President George W. Bush's budget may be tempting investors back into the market. Sharp cuts in federal taxes mean that the current 1.7% dividend yield on S&P stocks will give the same aftertax return to high-income individuals as five-year U.S. Treasuries, which now yield 2.3%, notes economist Robert J. Barbera of ITG/Hoenig.
Theoretically, the tax cut should add 3% to 5% to stock values, says David A. Wyss, chief economist at Standard & Poor's. But with the cuts set to expire in 2008, he says, "people aren't going to swing their portfolios around for something that will disappear in five years. Most of the current rally is coming from stronger earnings numbers and continued declines in interest rates."

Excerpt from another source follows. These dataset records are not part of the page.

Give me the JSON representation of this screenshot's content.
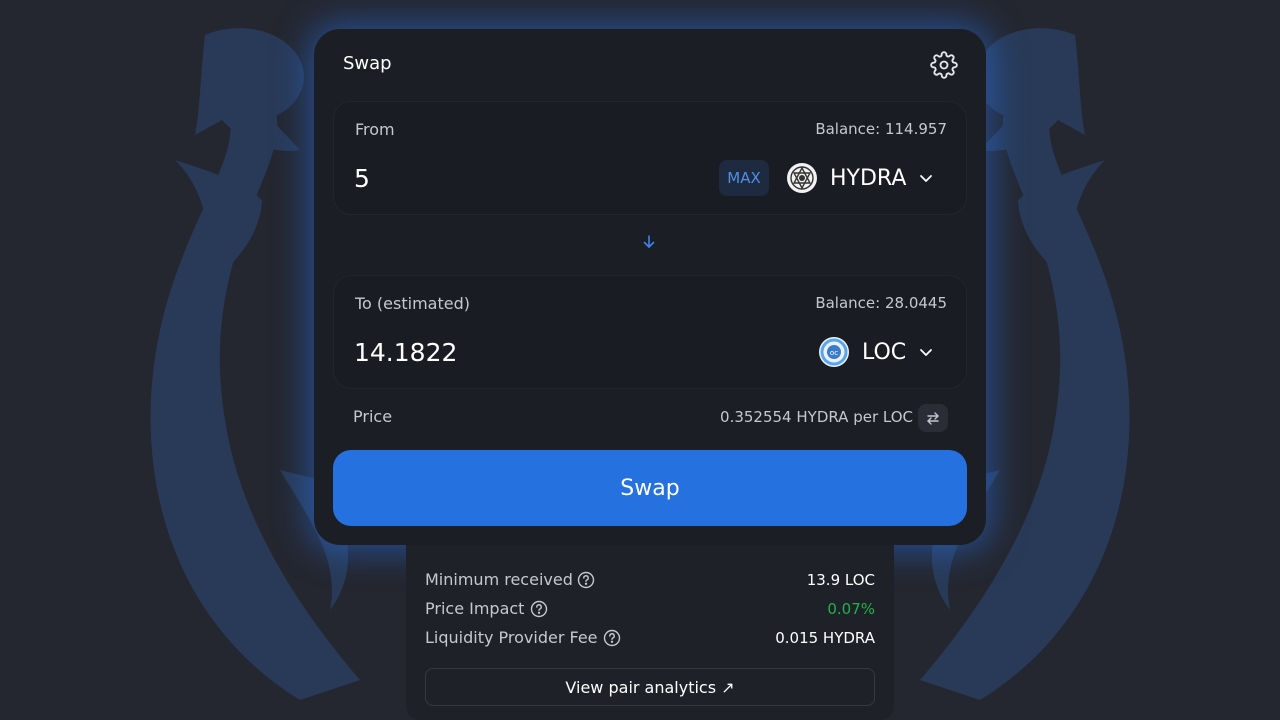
{
  "swap_card": {
    "title": "Swap",
    "settings_icon": "gear-icon"
  },
  "from": {
    "label": "From",
    "balance": "Balance: 114.957",
    "amount": "5",
    "max_label": "MAX",
    "token": "HYDRA"
  },
  "switch_icon": "arrow-down-icon",
  "to": {
    "label": "To (estimated)",
    "balance": "Balance: 28.0445",
    "amount": "14.1822",
    "token": "LOC"
  },
  "price": {
    "label": "Price",
    "value": "0.352554 HYDRA per LOC"
  },
  "swap_button": "Swap",
  "details": {
    "rows": [
      {
        "label": "Minimum received",
        "value": "13.9 LOC"
      },
      {
        "label": "Price Impact",
        "value": "0.07%"
      },
      {
        "label": "Liquidity Provider Fee",
        "value": "0.015 HYDRA"
      }
    ],
    "analytics_link": "View pair analytics ↗"
  },
  "colors": {
    "background": "#242730",
    "card": "#1c1e25",
    "accent": "#2571e0",
    "max_text": "#4f8fe6",
    "positive": "#22b24a",
    "glow": "#2a6edc"
  }
}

Indeed, the push from earnings looks set to continue. After the first quarter's 15% rise, S&P expects operating earnings to rise 17% over the full year. The market is trading at a rich 18 times those earnings, above its historical average of about 15 and 40% more than at the start of the 1990s bull market. Still, that's reasonable compared with the return from bonds. With yields on 10-year Treasuries now down to 3.4%, some analysts' models show stocks are as much as 40% undervalued compared with bonds.
SHADOW OF A BUBBLE.
Of course, a lot could still go wrong. The falling dollar could prompt European investors to dump their U.S. stocks to stanch currency losses. And the rally is vulnerable if hopes for a stronger economy are dashed. Thomas P. Hirschfeld, investment strategist at money manager J.&W. Seligman & Co., warns that companies are still carrying too much capacity in labor, plant, and equipment to expand earnings much in the near future.
In addition, many of the tech stocks that have pushed the Nasdaq up 23% since Mar. 11 are the same speculative ones that caused so much grief in the past. Perma-bear Jeremy Grantham, chairman of money manager Grantham, Mayo, Van Otterloo & Co., says the rally is just a way station in a grueling bear market in which "the S&P will go back to 690 and lower. A great bubble breaking casts a long shadow."

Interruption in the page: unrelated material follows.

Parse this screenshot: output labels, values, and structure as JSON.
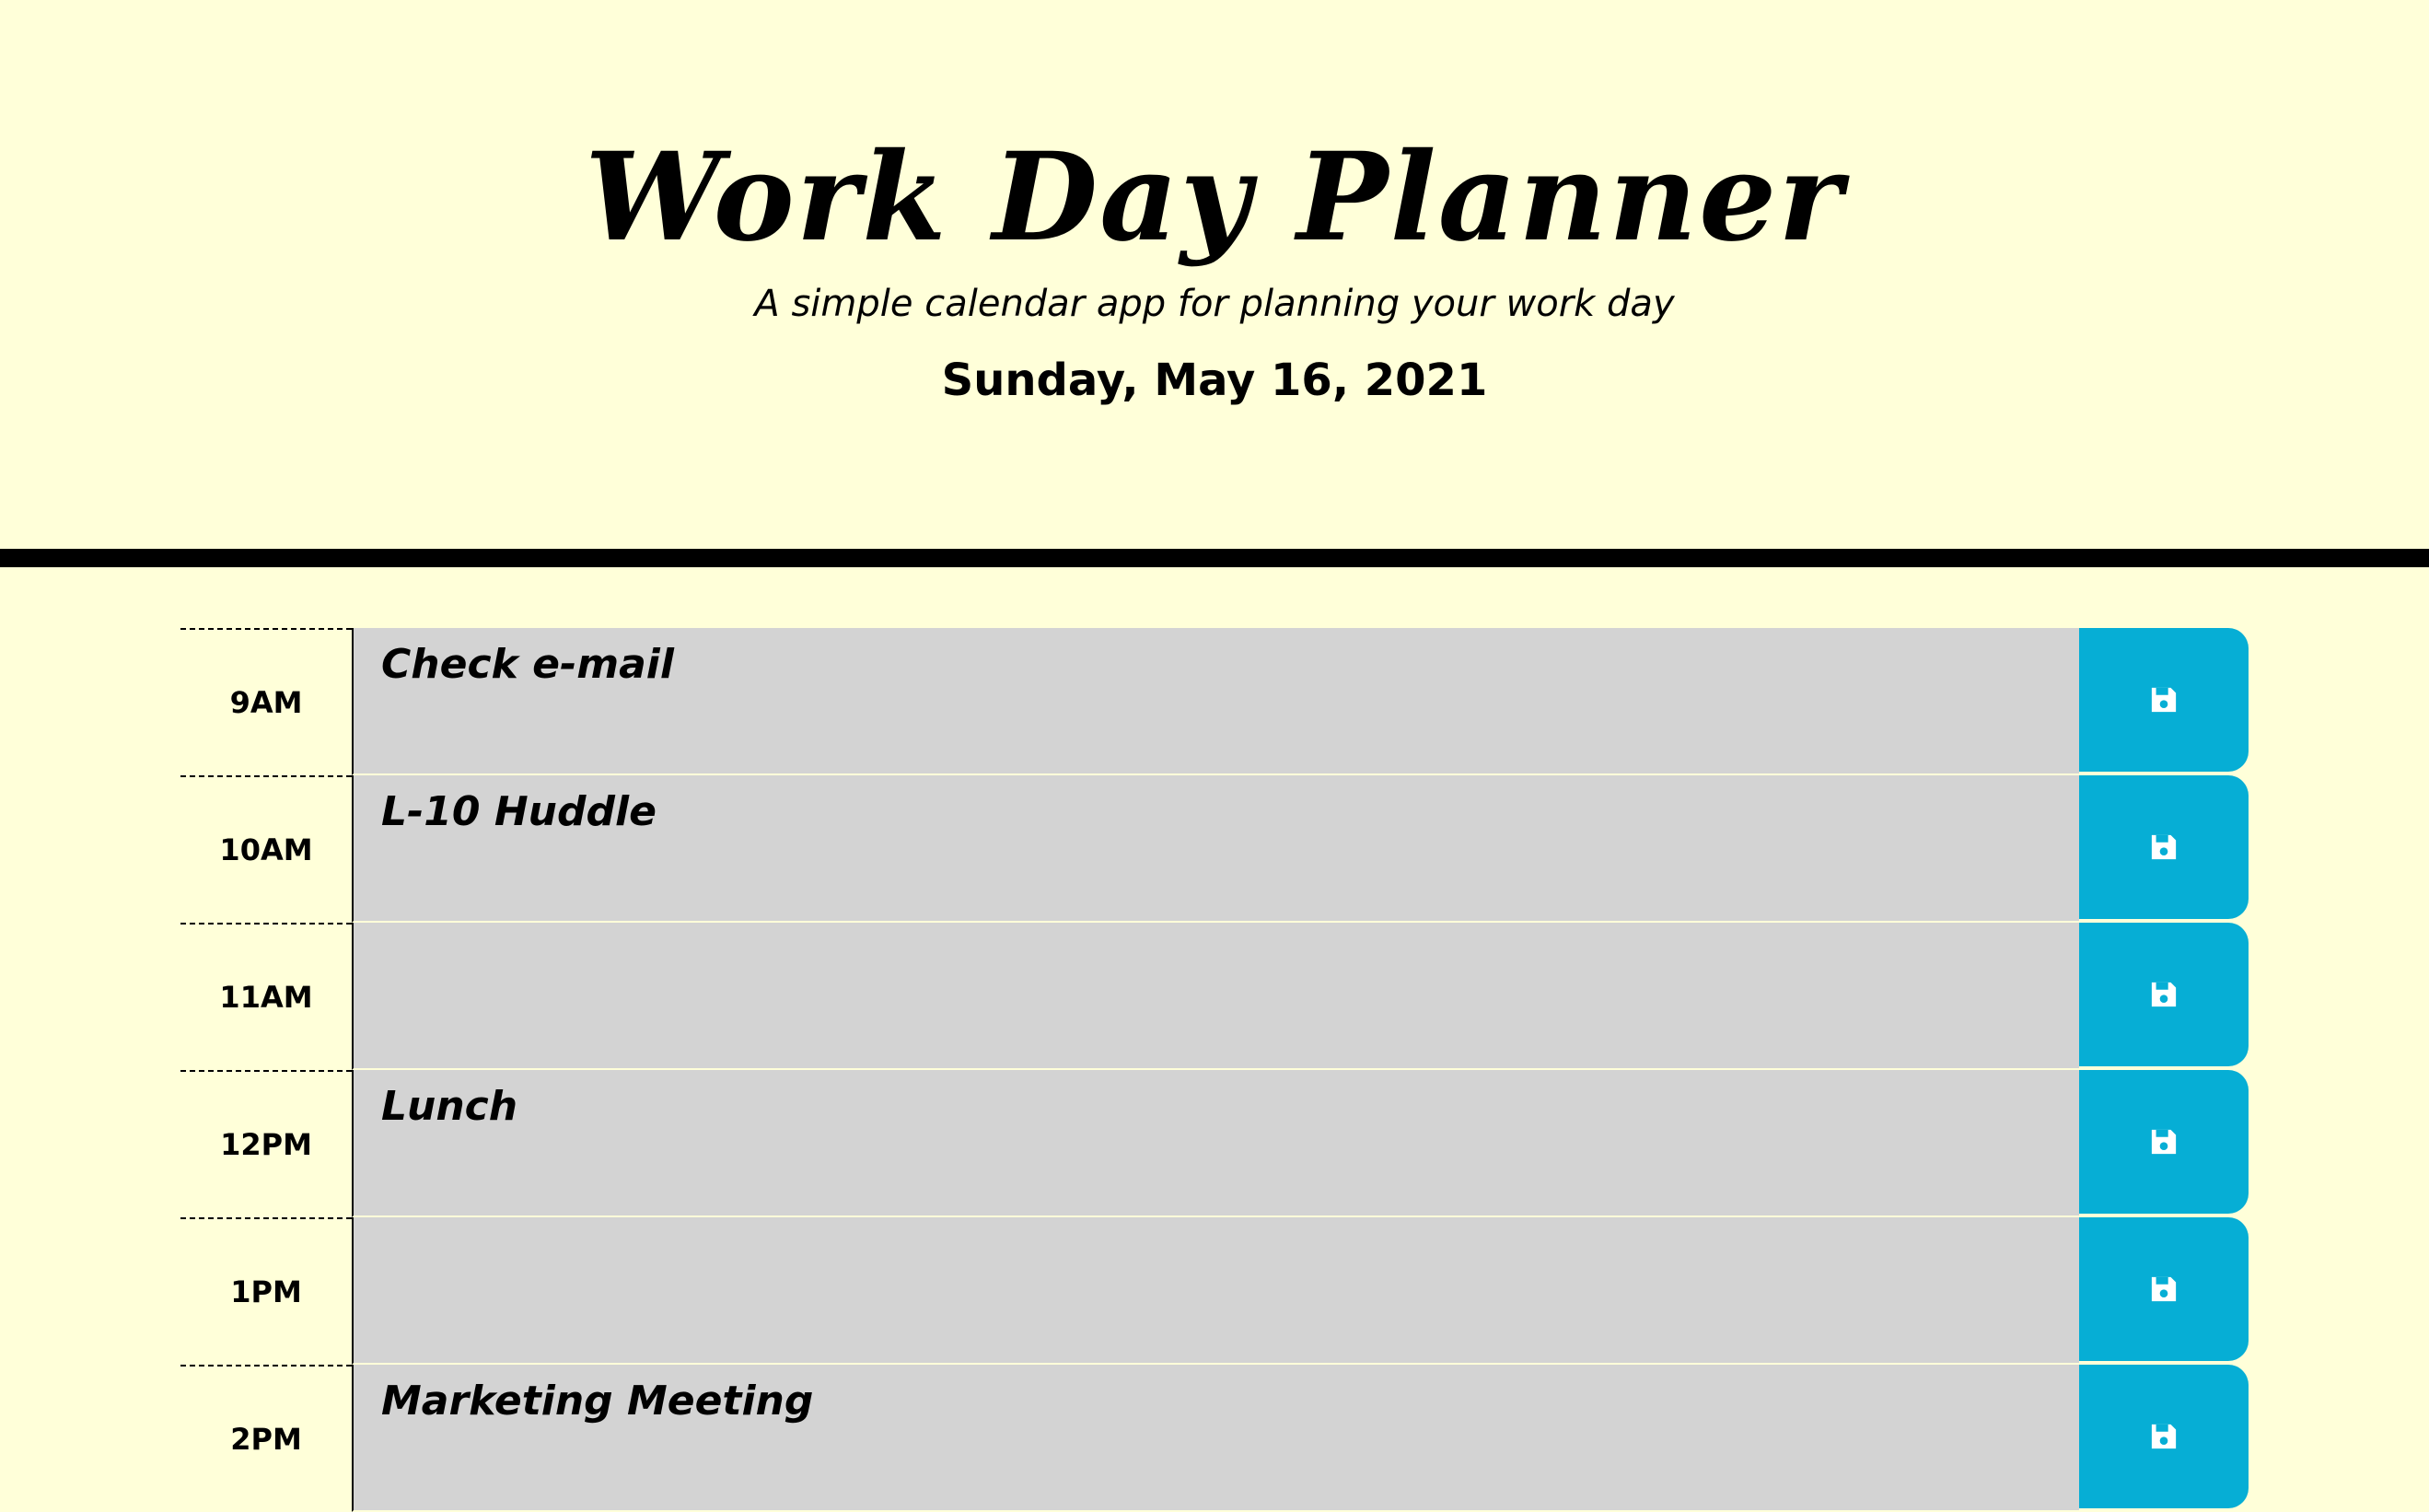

Merrill Lynch (MER ) & Co. strategist Richard Bernstein says that by bidding up tech stocks, investors are discouraging consolidation and cost-cutting among the very companies with the most excess capacity. "The data show we're still in a bubble," Bernstein says.

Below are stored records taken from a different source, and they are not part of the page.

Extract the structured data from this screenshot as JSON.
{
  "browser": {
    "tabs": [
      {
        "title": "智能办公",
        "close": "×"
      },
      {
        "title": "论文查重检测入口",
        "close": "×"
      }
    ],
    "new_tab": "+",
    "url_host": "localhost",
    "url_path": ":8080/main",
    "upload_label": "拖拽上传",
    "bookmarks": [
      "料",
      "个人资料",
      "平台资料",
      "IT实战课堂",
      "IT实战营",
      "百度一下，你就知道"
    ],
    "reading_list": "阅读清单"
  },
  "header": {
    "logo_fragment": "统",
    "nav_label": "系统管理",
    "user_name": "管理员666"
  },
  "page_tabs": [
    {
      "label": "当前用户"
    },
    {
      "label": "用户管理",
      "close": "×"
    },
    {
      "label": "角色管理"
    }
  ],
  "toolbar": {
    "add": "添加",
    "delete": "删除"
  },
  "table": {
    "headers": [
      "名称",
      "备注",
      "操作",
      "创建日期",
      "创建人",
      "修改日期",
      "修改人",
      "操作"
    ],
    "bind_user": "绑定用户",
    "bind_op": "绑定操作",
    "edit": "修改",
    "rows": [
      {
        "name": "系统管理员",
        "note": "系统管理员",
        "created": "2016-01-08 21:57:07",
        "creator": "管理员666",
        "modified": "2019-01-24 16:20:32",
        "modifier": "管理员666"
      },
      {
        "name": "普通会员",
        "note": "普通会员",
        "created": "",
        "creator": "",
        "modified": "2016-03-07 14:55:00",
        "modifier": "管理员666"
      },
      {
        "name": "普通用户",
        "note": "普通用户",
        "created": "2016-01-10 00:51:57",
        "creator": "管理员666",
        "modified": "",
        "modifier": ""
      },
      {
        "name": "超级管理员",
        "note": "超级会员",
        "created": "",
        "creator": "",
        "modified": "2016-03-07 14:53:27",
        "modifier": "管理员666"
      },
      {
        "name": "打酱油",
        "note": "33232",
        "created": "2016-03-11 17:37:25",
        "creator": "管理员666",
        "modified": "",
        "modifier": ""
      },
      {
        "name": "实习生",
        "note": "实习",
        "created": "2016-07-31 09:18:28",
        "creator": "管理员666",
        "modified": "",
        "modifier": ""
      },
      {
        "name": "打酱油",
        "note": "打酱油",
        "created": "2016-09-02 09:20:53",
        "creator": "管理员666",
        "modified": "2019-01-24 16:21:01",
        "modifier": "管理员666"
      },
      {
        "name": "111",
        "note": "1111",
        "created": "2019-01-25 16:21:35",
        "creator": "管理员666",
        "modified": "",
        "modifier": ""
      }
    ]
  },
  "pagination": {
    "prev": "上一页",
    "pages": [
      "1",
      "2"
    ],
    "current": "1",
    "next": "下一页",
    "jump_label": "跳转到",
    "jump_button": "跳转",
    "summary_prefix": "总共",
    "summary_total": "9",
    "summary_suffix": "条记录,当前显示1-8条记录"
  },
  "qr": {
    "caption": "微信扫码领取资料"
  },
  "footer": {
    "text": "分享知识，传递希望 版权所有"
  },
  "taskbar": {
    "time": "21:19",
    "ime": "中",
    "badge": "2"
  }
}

The bulls argue that the skeptics don't give the market enough credit as a leading indicator. Edward E. Yardeni, chief investment strategist at Prudential Financial (PRU ), says the market is foretelling how much the new tax cuts will help the economy this year and next. "The market is back to its old self, acting as a mechanism for looking into the future," he says.
And a close look at the stocks gaining the most shows that investors are discriminating, says Joseph Mezrich, a stock strategist at UBS Warburg. Companies posting the biggest gains lately, such as utility and energy outfits, are making large investments in equipment to help them capture higher revenues in the future. Even among the techs, the market is bidding up big R&D spenders that also stand to gain future sales.
More than three years ago, investors were easily fooled as the market soared too high. Since then, bear market losses and dashed hopes have taught them to be more skeptical -- which to bullish contrarians just makes this rally all the more credible.